A persistência da posição da Bahia neste ranking, inclusive para outros Biomas, como Mata Atlântica e Cerrado, amplia o alarme vermelho de que trata o VI Relatório do IPCC, confirmando a necessidade de um deslocamento socioambiental e político para o enfrentamento das circunstâncias catastróficas apontadas pelo Relatório.

Sem políticas públicas para enfrentar estes problemas e com políticas públicas oficiais de desmatamento, a Bahia demonstra incapacidade atual de contornar os desafios apresentados pelo Relatório do IPCC, o que reforça a necessidade de uma guinada nas políticas públicas socioambientais da Bahia.

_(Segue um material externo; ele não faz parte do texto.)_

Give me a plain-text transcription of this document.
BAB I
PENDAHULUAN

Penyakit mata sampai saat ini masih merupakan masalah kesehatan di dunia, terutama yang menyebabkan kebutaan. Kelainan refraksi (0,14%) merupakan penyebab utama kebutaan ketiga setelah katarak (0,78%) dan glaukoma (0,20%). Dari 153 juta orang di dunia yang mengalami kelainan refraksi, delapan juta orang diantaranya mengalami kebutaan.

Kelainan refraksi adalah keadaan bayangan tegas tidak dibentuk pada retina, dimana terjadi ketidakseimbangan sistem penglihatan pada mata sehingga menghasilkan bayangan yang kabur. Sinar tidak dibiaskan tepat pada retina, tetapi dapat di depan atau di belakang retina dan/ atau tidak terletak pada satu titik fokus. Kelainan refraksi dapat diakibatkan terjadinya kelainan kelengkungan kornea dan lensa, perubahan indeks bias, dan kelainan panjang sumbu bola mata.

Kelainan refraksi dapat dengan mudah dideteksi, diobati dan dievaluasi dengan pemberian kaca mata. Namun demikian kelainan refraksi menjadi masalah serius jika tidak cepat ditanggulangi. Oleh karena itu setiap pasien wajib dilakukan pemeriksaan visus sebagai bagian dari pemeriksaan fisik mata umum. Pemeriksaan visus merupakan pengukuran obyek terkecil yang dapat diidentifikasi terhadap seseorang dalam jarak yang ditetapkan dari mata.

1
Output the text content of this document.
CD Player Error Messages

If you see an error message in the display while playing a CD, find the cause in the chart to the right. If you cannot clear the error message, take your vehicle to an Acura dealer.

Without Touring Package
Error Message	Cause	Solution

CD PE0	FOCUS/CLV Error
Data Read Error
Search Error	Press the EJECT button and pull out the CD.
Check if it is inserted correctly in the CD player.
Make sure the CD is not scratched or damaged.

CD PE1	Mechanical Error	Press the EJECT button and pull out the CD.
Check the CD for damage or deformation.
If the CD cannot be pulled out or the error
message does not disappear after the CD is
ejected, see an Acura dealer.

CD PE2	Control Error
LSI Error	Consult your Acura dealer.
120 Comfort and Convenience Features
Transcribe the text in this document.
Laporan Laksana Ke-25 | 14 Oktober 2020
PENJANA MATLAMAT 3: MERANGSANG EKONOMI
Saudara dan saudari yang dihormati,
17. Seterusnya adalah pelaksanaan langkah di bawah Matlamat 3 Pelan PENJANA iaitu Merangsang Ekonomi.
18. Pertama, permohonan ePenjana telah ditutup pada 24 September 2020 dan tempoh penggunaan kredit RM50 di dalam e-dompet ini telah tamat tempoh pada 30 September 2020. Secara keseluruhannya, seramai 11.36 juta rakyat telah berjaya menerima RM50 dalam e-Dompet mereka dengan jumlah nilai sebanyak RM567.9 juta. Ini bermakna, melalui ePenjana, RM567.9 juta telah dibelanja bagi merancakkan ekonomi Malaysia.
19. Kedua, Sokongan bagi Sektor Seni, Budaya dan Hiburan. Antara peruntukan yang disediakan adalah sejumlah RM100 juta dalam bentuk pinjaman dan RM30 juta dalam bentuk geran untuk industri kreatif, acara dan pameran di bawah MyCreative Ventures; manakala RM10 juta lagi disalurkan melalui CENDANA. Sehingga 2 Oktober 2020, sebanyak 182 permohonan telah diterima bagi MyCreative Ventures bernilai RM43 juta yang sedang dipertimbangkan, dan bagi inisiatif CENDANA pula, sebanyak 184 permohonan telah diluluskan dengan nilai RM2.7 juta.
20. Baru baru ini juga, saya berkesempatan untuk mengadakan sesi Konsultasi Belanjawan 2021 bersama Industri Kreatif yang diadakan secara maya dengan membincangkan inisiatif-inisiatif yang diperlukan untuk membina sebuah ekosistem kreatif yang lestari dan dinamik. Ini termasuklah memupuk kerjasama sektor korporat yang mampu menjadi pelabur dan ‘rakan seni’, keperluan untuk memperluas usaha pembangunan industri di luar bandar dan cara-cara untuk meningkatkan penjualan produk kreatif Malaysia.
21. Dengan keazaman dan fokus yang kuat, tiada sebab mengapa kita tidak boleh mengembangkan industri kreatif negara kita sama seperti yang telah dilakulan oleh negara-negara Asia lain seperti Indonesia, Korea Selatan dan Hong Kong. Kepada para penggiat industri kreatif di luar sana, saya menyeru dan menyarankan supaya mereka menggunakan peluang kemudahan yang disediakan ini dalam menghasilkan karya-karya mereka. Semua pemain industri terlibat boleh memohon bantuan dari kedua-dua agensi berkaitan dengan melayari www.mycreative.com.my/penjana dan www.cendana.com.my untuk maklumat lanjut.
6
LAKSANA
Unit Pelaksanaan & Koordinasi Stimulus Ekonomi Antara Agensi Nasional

Enquanto isto, a agricultura familiar e agroecológica cobram a regularização das terras que têm sido alvo de um nova onda de grilagem, que tem acompanhado as políticas de desmatamento oficiais, além do assédio provocado pelo uso extensivo de agrotóxicos. A Agroecologia de base familiar, sendo uma agricultura regenerativa, precisa estar no centro de um paradigma alternativo de Transição Socioecológica, que reoriente a economia do Brasil e de nosso estado.

Na Bahia, desde 2016 tramita o projeto de lei 21.916/2016, de autoria do nosso mandato que Institui a Política Estadual de Agroecologia e Produção Orgânica, que objetiva promover ações indutoras de transição agroecológica e produção orgânica, orientando o desenvolvimento sustentável e a qualidade de vida das populações nas cidades e no campo, por meio de oferta e consumo de alimentos saudáveis, com preços justos e acessíveis a todos e do uso sustentável dos recursos naturais. A transição ecológica é o único caminho para um planeta sustentável.